Nous pouvons organiser des initiatives locales dans les départements, avec toutes les forces sociales et les forces de gauche prêtes à le faire avec nous, pour mobiliser largement pour battre l’extrême droite.

 

4) Préparer les élections législatives avec une grande ambition pour la gauche et le PCF

Nous appelons toutes les composantes de la gauche, Jean-Luc Mélenchon et les Insoumis, Anne Hidalgo et les socialistes, Yannick Jadot et les écologistes, à nous réunir dans les tous prochains jours pour que les élections législatives nous permettent d’empêcher l’élection de députés d’extrême droite et de droite et d’envoyer le plus grand nombre possible de députés de gauche à l’Assemblée nationale.

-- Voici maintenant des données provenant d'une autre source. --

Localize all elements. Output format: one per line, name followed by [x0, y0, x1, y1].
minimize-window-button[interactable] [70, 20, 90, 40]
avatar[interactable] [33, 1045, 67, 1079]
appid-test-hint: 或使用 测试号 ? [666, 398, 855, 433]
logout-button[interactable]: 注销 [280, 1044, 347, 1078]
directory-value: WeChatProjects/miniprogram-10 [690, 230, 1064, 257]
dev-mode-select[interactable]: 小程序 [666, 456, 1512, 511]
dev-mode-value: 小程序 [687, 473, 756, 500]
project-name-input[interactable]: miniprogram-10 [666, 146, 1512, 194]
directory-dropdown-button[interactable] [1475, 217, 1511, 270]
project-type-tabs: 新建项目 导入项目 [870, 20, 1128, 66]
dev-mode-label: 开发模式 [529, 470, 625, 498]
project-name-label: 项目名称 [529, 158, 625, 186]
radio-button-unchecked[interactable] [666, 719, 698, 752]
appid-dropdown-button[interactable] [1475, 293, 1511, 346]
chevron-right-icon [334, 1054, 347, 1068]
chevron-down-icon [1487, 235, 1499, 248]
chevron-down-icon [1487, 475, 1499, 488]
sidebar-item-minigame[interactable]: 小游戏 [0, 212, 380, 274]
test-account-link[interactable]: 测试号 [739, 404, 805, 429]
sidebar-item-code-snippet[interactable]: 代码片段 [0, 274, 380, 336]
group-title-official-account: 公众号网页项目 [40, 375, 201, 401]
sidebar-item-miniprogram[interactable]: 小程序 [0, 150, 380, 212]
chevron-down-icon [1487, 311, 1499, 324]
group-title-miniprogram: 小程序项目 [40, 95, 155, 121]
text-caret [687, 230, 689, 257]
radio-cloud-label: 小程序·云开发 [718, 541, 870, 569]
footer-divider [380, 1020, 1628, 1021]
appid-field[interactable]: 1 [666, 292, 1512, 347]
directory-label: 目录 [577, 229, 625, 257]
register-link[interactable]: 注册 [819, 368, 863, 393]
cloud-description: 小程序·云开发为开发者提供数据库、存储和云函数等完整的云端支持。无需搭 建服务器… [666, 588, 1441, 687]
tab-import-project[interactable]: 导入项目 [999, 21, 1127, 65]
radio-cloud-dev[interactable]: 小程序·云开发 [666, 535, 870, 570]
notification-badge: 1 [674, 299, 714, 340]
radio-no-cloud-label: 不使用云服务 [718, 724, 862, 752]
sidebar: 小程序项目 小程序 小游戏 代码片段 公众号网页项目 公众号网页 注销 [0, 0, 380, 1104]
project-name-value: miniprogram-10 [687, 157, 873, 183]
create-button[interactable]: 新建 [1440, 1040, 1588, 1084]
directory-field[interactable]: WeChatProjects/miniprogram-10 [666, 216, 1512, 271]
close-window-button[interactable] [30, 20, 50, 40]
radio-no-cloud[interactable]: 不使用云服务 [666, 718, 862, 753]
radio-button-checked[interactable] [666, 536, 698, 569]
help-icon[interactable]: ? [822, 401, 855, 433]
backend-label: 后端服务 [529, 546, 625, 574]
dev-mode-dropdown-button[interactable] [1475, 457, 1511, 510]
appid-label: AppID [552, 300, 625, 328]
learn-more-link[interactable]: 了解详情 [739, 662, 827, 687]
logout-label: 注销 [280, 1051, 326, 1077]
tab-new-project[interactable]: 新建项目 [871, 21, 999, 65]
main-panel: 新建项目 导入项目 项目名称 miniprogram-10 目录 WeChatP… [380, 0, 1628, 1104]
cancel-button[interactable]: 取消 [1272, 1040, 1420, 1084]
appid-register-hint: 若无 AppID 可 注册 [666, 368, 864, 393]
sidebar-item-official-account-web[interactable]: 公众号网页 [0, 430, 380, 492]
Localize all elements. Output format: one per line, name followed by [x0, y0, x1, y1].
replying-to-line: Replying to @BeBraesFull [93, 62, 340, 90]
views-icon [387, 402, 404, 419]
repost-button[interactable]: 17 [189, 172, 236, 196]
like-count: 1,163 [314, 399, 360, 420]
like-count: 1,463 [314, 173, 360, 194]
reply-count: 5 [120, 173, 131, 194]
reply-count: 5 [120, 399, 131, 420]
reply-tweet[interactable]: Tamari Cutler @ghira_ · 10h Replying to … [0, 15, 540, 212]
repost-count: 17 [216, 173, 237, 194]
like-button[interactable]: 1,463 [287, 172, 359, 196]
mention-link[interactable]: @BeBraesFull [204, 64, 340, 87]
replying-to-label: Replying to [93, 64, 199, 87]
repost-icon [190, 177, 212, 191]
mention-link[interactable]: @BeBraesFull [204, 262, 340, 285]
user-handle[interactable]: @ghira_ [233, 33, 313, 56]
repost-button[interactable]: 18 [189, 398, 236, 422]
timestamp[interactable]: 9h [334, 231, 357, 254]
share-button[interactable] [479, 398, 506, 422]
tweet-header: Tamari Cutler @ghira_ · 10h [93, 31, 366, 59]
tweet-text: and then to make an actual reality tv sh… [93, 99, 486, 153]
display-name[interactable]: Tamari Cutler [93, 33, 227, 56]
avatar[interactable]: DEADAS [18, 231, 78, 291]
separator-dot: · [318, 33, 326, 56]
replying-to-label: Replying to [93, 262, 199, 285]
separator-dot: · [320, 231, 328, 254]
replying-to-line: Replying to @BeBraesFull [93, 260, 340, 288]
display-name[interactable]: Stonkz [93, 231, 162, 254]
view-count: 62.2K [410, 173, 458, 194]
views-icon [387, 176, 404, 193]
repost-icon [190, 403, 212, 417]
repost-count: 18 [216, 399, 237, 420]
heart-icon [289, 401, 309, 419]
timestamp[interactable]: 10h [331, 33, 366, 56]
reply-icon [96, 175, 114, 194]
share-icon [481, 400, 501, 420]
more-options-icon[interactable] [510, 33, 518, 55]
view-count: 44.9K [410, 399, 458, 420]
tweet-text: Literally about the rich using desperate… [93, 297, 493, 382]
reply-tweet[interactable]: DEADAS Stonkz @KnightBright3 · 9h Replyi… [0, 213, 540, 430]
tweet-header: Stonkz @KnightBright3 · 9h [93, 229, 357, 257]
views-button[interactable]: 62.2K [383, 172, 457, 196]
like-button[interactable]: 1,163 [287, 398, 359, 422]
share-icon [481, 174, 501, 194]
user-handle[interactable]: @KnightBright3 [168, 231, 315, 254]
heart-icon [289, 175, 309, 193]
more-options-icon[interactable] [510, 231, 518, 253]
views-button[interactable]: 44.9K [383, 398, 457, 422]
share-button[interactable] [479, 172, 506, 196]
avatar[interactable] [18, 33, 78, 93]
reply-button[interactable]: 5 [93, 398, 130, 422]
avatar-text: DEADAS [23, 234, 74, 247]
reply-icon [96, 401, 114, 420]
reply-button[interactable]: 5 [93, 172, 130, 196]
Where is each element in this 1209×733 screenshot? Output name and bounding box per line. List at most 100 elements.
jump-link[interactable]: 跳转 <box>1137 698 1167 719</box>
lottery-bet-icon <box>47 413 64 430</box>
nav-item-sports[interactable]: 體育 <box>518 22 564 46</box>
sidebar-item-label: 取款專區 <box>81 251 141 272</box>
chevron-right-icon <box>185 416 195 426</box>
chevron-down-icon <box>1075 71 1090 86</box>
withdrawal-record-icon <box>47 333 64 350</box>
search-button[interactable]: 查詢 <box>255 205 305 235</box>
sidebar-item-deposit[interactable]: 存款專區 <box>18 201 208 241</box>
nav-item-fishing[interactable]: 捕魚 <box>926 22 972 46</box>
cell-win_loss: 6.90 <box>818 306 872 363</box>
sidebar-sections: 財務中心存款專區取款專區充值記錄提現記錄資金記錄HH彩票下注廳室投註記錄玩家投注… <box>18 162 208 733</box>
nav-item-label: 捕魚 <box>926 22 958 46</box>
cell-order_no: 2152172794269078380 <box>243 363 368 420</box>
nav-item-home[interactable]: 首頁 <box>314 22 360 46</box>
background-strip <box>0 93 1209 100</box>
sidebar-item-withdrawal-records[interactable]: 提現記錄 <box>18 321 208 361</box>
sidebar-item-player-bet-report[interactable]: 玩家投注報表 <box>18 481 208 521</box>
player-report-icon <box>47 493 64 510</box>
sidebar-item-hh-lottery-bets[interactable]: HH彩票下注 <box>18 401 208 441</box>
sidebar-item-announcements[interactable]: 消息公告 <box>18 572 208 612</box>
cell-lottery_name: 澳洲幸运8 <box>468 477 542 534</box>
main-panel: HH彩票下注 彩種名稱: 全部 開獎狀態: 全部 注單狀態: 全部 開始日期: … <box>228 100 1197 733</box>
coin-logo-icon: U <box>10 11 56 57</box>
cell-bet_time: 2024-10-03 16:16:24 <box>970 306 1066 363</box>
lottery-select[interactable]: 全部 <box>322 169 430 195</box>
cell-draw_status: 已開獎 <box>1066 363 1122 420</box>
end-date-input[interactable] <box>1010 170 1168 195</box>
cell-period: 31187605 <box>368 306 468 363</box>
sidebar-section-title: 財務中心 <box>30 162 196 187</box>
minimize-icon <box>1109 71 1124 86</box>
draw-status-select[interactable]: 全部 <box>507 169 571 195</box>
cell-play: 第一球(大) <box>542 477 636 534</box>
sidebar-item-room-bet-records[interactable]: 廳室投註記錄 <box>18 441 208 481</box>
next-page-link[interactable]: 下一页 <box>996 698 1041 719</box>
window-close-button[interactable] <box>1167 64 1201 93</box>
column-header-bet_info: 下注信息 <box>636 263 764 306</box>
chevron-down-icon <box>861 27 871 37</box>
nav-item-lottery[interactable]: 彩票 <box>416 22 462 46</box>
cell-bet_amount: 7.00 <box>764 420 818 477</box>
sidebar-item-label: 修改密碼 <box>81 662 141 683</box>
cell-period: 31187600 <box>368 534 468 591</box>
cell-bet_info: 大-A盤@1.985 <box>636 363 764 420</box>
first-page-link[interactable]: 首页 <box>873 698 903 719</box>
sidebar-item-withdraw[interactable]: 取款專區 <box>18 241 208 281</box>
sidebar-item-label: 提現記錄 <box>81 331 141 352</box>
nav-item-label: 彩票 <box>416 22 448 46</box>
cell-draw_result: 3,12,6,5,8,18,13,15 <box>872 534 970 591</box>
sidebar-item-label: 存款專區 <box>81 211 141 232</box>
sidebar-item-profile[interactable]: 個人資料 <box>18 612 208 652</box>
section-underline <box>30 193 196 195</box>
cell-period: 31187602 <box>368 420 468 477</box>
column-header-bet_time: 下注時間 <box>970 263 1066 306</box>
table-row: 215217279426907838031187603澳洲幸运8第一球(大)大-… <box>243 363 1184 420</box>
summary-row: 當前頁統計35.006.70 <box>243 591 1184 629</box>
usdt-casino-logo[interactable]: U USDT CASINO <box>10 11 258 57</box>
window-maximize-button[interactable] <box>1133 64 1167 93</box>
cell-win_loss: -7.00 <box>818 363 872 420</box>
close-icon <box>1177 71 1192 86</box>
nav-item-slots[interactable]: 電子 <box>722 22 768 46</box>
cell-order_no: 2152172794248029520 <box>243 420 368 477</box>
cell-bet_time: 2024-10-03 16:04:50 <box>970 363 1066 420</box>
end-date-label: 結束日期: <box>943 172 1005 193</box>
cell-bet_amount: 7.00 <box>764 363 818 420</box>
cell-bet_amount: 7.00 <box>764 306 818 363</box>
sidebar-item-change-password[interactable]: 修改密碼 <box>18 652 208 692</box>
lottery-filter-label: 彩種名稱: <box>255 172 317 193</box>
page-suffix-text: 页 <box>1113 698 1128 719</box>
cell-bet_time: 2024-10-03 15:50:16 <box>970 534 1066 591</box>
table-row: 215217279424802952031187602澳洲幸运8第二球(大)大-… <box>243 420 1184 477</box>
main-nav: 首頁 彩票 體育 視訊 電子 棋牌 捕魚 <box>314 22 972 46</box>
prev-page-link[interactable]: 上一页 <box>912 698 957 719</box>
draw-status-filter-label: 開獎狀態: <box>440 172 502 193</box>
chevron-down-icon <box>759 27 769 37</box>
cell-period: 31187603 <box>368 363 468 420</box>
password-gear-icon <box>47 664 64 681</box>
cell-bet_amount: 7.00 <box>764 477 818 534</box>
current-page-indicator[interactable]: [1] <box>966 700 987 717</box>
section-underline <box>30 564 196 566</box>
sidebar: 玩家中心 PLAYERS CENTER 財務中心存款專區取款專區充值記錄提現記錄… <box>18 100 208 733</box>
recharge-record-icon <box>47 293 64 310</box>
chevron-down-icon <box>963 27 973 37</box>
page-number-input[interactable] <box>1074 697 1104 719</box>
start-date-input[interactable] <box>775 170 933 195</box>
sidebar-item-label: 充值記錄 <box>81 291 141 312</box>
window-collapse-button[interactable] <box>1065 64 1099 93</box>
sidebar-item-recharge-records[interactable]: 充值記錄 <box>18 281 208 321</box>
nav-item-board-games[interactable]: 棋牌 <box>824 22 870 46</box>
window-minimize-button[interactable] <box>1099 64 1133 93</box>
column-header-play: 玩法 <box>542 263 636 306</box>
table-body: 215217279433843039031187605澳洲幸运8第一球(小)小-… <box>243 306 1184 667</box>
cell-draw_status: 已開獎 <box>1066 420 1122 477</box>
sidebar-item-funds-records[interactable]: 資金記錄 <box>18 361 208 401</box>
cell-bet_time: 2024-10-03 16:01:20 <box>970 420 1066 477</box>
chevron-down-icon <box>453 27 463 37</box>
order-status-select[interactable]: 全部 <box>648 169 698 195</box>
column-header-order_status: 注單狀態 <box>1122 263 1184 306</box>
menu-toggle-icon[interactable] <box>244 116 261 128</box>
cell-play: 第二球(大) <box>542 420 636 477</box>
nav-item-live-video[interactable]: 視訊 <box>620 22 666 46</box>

Dans un contexte de forte menace sur la représentation de la gauche à l’Assemblée, nous voulons à la fois garantir la réélection de tous les sortants des forces de gauche, tout en mesurant les conquêtes possibles ce qui nécessite de donner un contenu, une ambition à la victoire de la gauche dans le maximum de circonscriptions, comme nous le portons depuis des mois avec notre proposition d’un pacte d’engagements communs.

Des possibilités existent, il faut les mettre à profit, être utiles à nos concitoyens. Nous prenons nos responsabilités et Fabien Roussel, dès dimanche soir par sa déclaration publique, et dès le lendemain de l’élection s’est adressé en ce sens aux candidats de gauche.

Simultanément, nous travaillons bien sûr à être présents dans la très grande majorité des circonscriptions pour faire vivre les idées que nous avons portées dans cette campagne, et soutenir et développer les luttes indispensables à la résistance aux projets réactionnaires et à la construction de l’alternative. Aussi, nous devons accélérer encore la désignation de nos candidats.